A quand un débat de fond sur la votation Métamorphose? «En trente-cinq ans de vie politique, vrombit le syndic Daniel Brélaz, je n’ai jamais vu autant d’amalgames et de mensonges proférés par un comité, qu’il soit d’opposition ou d’initiative. Les initiants ne mènent plus une campagne de votation, mais d’intoxication.»
A dix-sept jours du scrutin, la campagne sur l’initiative dite «des deux stades» se crispe radicalement. Du côté des pro-Métamorphose, l’exaspération est à son comble. Hier, les principaux partis politiques lausannois ont dénoncé les «propos variables et fallacieux (qui) rendent délicate la tenue d’un débat démocratique sain».

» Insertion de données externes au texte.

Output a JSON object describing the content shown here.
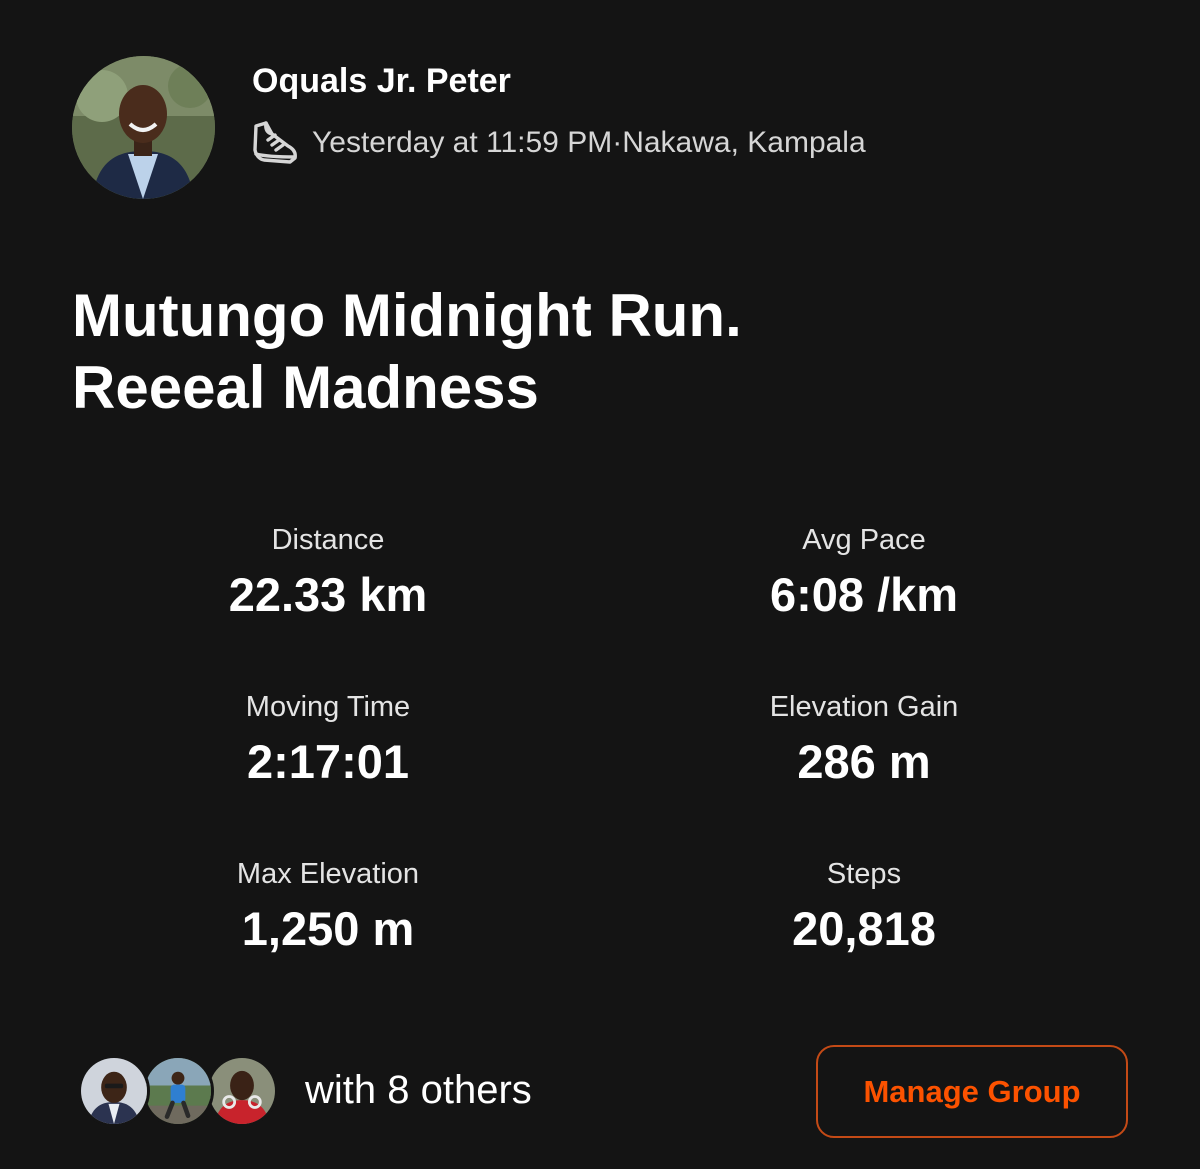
{
  "header": {
    "athlete_name": "Oquals Jr. Peter",
    "activity_icon": "running-shoe-icon",
    "timestamp": "Yesterday at 11:59 PM",
    "separator": " · ",
    "location": "Nakawa, Kampala"
  },
  "activity": {
    "title": "Mutungo Midnight Run.\nReeeal Madness"
  },
  "stats": [
    {
      "label": "Distance",
      "value": "22.33 km"
    },
    {
      "label": "Avg Pace",
      "value": "6:08 /km"
    },
    {
      "label": "Moving Time",
      "value": "2:17:01"
    },
    {
      "label": "Elevation Gain",
      "value": "286 m"
    },
    {
      "label": "Max Elevation",
      "value": "1,250 m"
    },
    {
      "label": "Steps",
      "value": "20,818"
    }
  ],
  "footer": {
    "with_others": "with 8 others",
    "manage_group_label": "Manage Group"
  },
  "colors": {
    "background": "#141414",
    "accent": "#fc5200",
    "button_border": "#c44a16"
  }
}
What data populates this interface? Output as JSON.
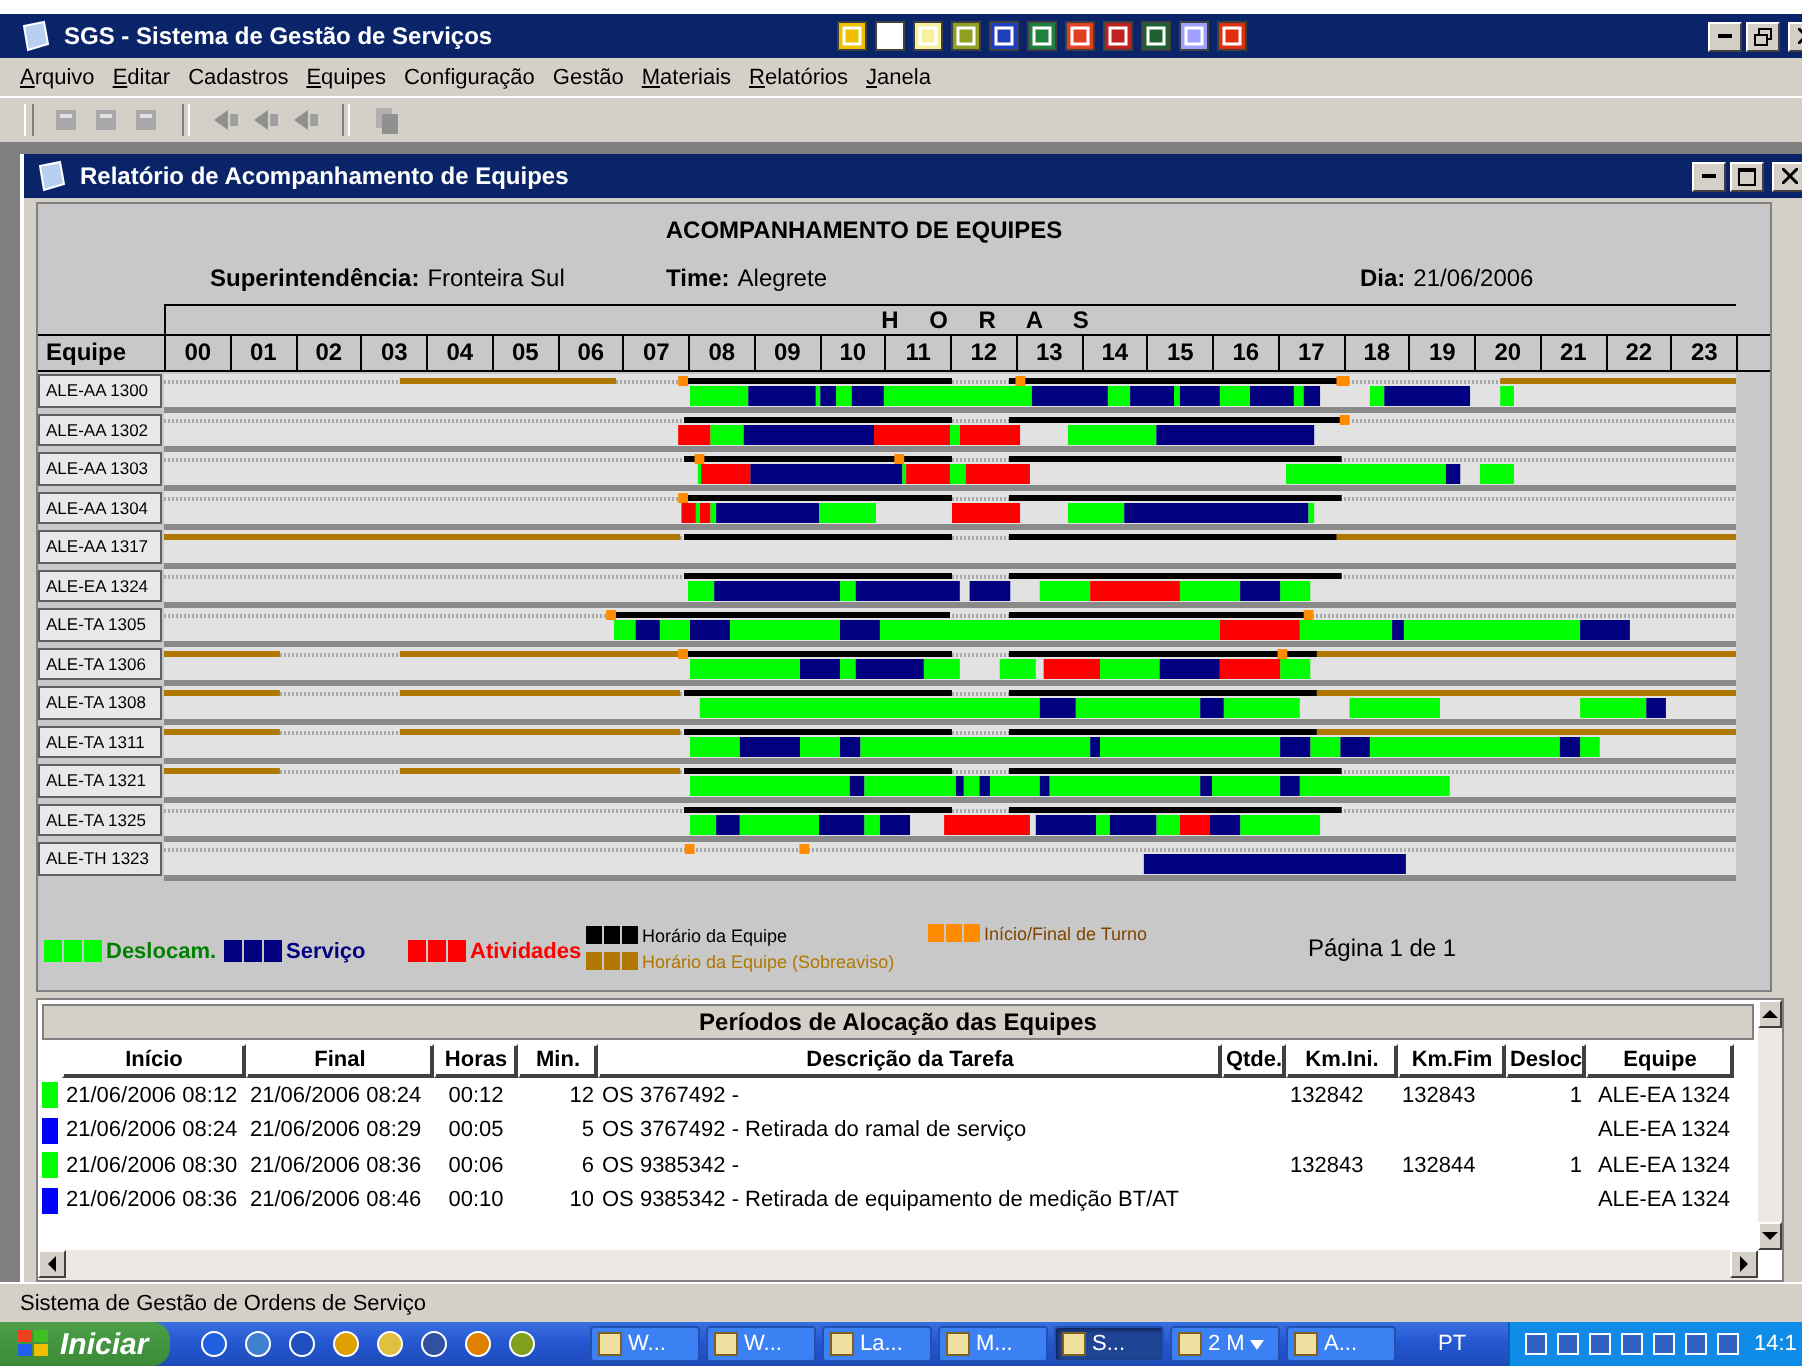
{
  "window": {
    "title": "SGS - Sistema de Gestão de Serviços"
  },
  "menu": [
    {
      "label": "Arquivo",
      "underlined_initial": true
    },
    {
      "label": "Editar",
      "underlined_initial": true
    },
    {
      "label": "Cadastros",
      "underlined_initial": false
    },
    {
      "label": "Equipes",
      "underlined_initial": true
    },
    {
      "label": "Configuração",
      "underlined_initial": false
    },
    {
      "label": "Gestão",
      "underlined_initial": false
    },
    {
      "label": "Materiais",
      "underlined_initial": true
    },
    {
      "label": "Relatórios",
      "underlined_initial": true
    },
    {
      "label": "Janela",
      "underlined_initial": true
    }
  ],
  "child_window": {
    "title": "Relatório de Acompanhamento de Equipes"
  },
  "report": {
    "title": "ACOMPANHAMENTO DE EQUIPES",
    "info": [
      {
        "label": "Superintendência:",
        "value": "Fronteira Sul"
      },
      {
        "label": "Time:",
        "value": "Alegrete"
      },
      {
        "label": "Dia:",
        "value": "21/06/2006"
      }
    ],
    "hours_title": "H O R A S",
    "team_header": "Equipe",
    "hours": [
      "00",
      "01",
      "02",
      "03",
      "04",
      "05",
      "06",
      "07",
      "08",
      "09",
      "10",
      "11",
      "12",
      "13",
      "14",
      "15",
      "16",
      "17",
      "18",
      "19",
      "20",
      "21",
      "22",
      "23"
    ],
    "teams": [
      "ALE-AA 1300",
      "ALE-AA 1302",
      "ALE-AA 1303",
      "ALE-AA 1304",
      "ALE-AA 1317",
      "ALE-EA 1324",
      "ALE-TA 1305",
      "ALE-TA 1306",
      "ALE-TA 1308",
      "ALE-TA 1311",
      "ALE-TA 1321",
      "ALE-TA 1325",
      "ALE-TH 1323"
    ],
    "legend": [
      {
        "label": "Deslocam.",
        "kind": "bar",
        "color": "#00ff00"
      },
      {
        "label": "Serviço",
        "kind": "bar",
        "color": "#000080"
      },
      {
        "label": "Atividades",
        "kind": "bar",
        "color": "#ff0000"
      },
      {
        "label": "Horário da Equipe",
        "kind": "line",
        "color": "#000000"
      },
      {
        "label": "Horário da Equipe (Sobreaviso)",
        "kind": "line",
        "color": "#b07800"
      },
      {
        "label": "Início/Final de Turno",
        "kind": "mark",
        "color": "#ff8c00"
      }
    ],
    "page": "Página 1 de 1"
  },
  "allocation": {
    "title": "Períodos de Alocação das Equipes",
    "columns": [
      "Início",
      "Final",
      "Horas",
      "Min.",
      "Descrição da Tarefa",
      "Qtde.",
      "Km.Ini.",
      "Km.Fim",
      "Desloc",
      "Equipe"
    ],
    "rows": [
      {
        "color": "#00ff00",
        "start": "21/06/2006 08:12",
        "end": "21/06/2006 08:24",
        "hours": "00:12",
        "minutes": "12",
        "description": "OS 3767492 -",
        "km_start": "132842",
        "km_end": "132843",
        "desloc": "1",
        "team": "ALE-EA 1324"
      },
      {
        "color": "#0000ff",
        "start": "21/06/2006 08:24",
        "end": "21/06/2006 08:29",
        "hours": "00:05",
        "minutes": "5",
        "description": "OS 3767492 - Retirada do ramal de serviço",
        "team": "ALE-EA 1324"
      },
      {
        "color": "#00ff00",
        "start": "21/06/2006 08:30",
        "end": "21/06/2006 08:36",
        "hours": "00:06",
        "minutes": "6",
        "description": "OS 9385342 -",
        "km_start": "132843",
        "km_end": "132844",
        "desloc": "1",
        "team": "ALE-EA 1324"
      },
      {
        "color": "#0000ff",
        "start": "21/06/2006 08:36",
        "end": "21/06/2006 08:46",
        "hours": "00:10",
        "minutes": "10",
        "description": "OS 9385342 - Retirada de equipamento de medição BT/AT",
        "team": "ALE-EA 1324"
      }
    ]
  },
  "status_bar": "Sistema de Gestão de Ordens de Serviço",
  "taskbar": {
    "start": "Iniciar",
    "tasks": [
      {
        "label": "W...",
        "kind": "plain",
        "selected": false
      },
      {
        "label": "W...",
        "kind": "plain",
        "selected": false
      },
      {
        "label": "La...",
        "kind": "plain",
        "selected": false
      },
      {
        "label": "M...",
        "kind": "plain",
        "selected": false
      },
      {
        "label": "S...",
        "kind": "plain",
        "selected": true
      },
      {
        "label": "2 M",
        "kind": "group",
        "selected": false
      },
      {
        "label": "A...",
        "kind": "plain",
        "selected": false
      }
    ],
    "language": "PT",
    "clock": "14:1"
  }
}
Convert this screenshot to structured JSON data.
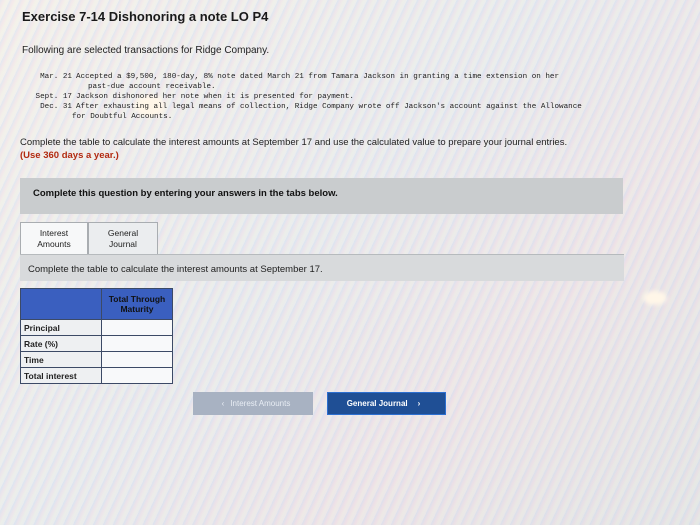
{
  "title": "Exercise 7-14 Dishonoring a note LO P4",
  "intro": "Following are selected transactions for Ridge Company.",
  "transactions": [
    {
      "date": "Mar. 21",
      "text": "Accepted a $9,500, 180-day, 8% note dated March 21 from Tamara Jackson in granting a time extension on her"
    },
    {
      "date": "",
      "text": "past-due account receivable."
    },
    {
      "date": "Sept. 17",
      "text": "Jackson dishonored her note when it is presented for payment."
    },
    {
      "date": "Dec. 31",
      "text": "After exhausting all legal means of collection, Ridge Company wrote off Jackson's account against the Allowance"
    },
    {
      "date": "",
      "text": "for Doubtful Accounts."
    }
  ],
  "instruction": "Complete the table to calculate the interest amounts at September 17 and use the calculated value to prepare your journal entries.",
  "instruction_note": "(Use 360 days a year.)",
  "panel_text": "Complete this question by entering your answers in the tabs below.",
  "tabs": [
    {
      "line1": "Interest",
      "line2": "Amounts"
    },
    {
      "line1": "General",
      "line2": "Journal"
    }
  ],
  "subpanel_text": "Complete the table to calculate the interest amounts at September 17.",
  "table": {
    "header_line1": "Total Through",
    "header_line2": "Maturity",
    "rows": [
      "Principal",
      "Rate (%)",
      "Time",
      "Total interest"
    ]
  },
  "buttons": {
    "prev": "Interest Amounts",
    "next": "General Journal"
  }
}
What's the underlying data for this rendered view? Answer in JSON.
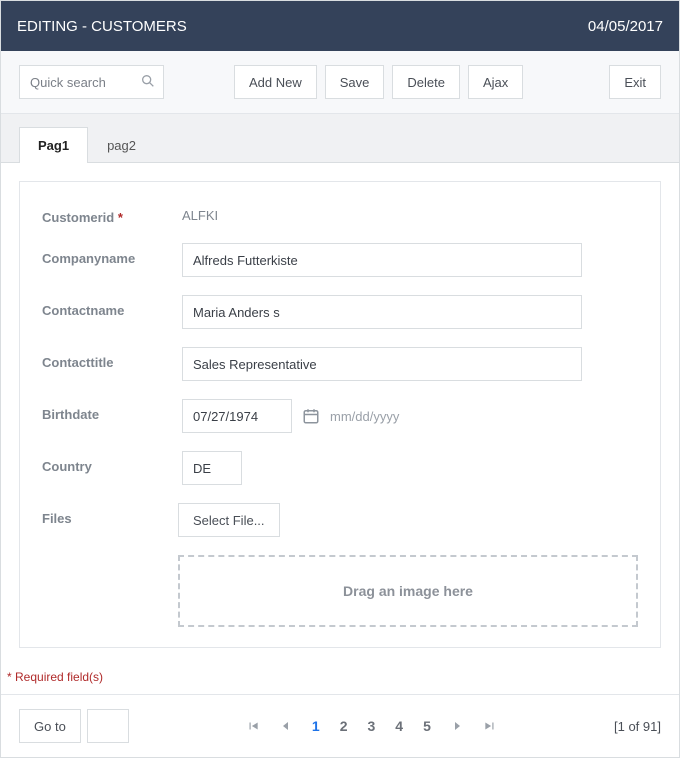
{
  "header": {
    "title": "EDITING - CUSTOMERS",
    "date": "04/05/2017"
  },
  "toolbar": {
    "search_placeholder": "Quick search",
    "search_value": "",
    "add_new": "Add New",
    "save": "Save",
    "delete": "Delete",
    "ajax": "Ajax",
    "exit": "Exit"
  },
  "tabs": {
    "t1": "Pag1",
    "t2": "pag2"
  },
  "form": {
    "customerid_label": "Customerid",
    "customerid_value": "ALFKI",
    "companyname_label": "Companyname",
    "companyname_value": "Alfreds Futterkiste",
    "contactname_label": "Contactname",
    "contactname_value": "Maria Anders s",
    "contacttitle_label": "Contacttitle",
    "contacttitle_value": "Sales Representative",
    "birthdate_label": "Birthdate",
    "birthdate_value": "07/27/1974",
    "birthdate_hint": "mm/dd/yyyy",
    "country_label": "Country",
    "country_value": "DE",
    "files_label": "Files",
    "select_file": "Select File...",
    "dropzone": "Drag an image here"
  },
  "required_note": "* Required field(s)",
  "footer": {
    "goto": "Go to",
    "goto_value": "",
    "pages": {
      "p1": "1",
      "p2": "2",
      "p3": "3",
      "p4": "4",
      "p5": "5"
    },
    "records": "[1 of 91]"
  }
}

De leur côté, les opposants au déplacement du stade de football vers le sud s’estiment abusés par la ville et le canton. Ils multiplient les recours juridiques. De quoi permettre, surtout, une annulation du résultat des urnes, en cas de défaite serrée.
UN PHOTOMONTAGE QUI FÂCHE Par voies de communiqués et de publicité dans la presse, les Libéraux-radicaux, Socialistes, Verts et Démocrates du centre, convaincus du projet municipal lausannois, ont regretté, hier, «de voir une campagne essentielle pour Lausanne avoir lieu dans un climat aussi délétère. Comment décoder les vraies intentions des initiants, et surtout avoir confiance en eux, puisqu’ils proposent tout et son contraire?»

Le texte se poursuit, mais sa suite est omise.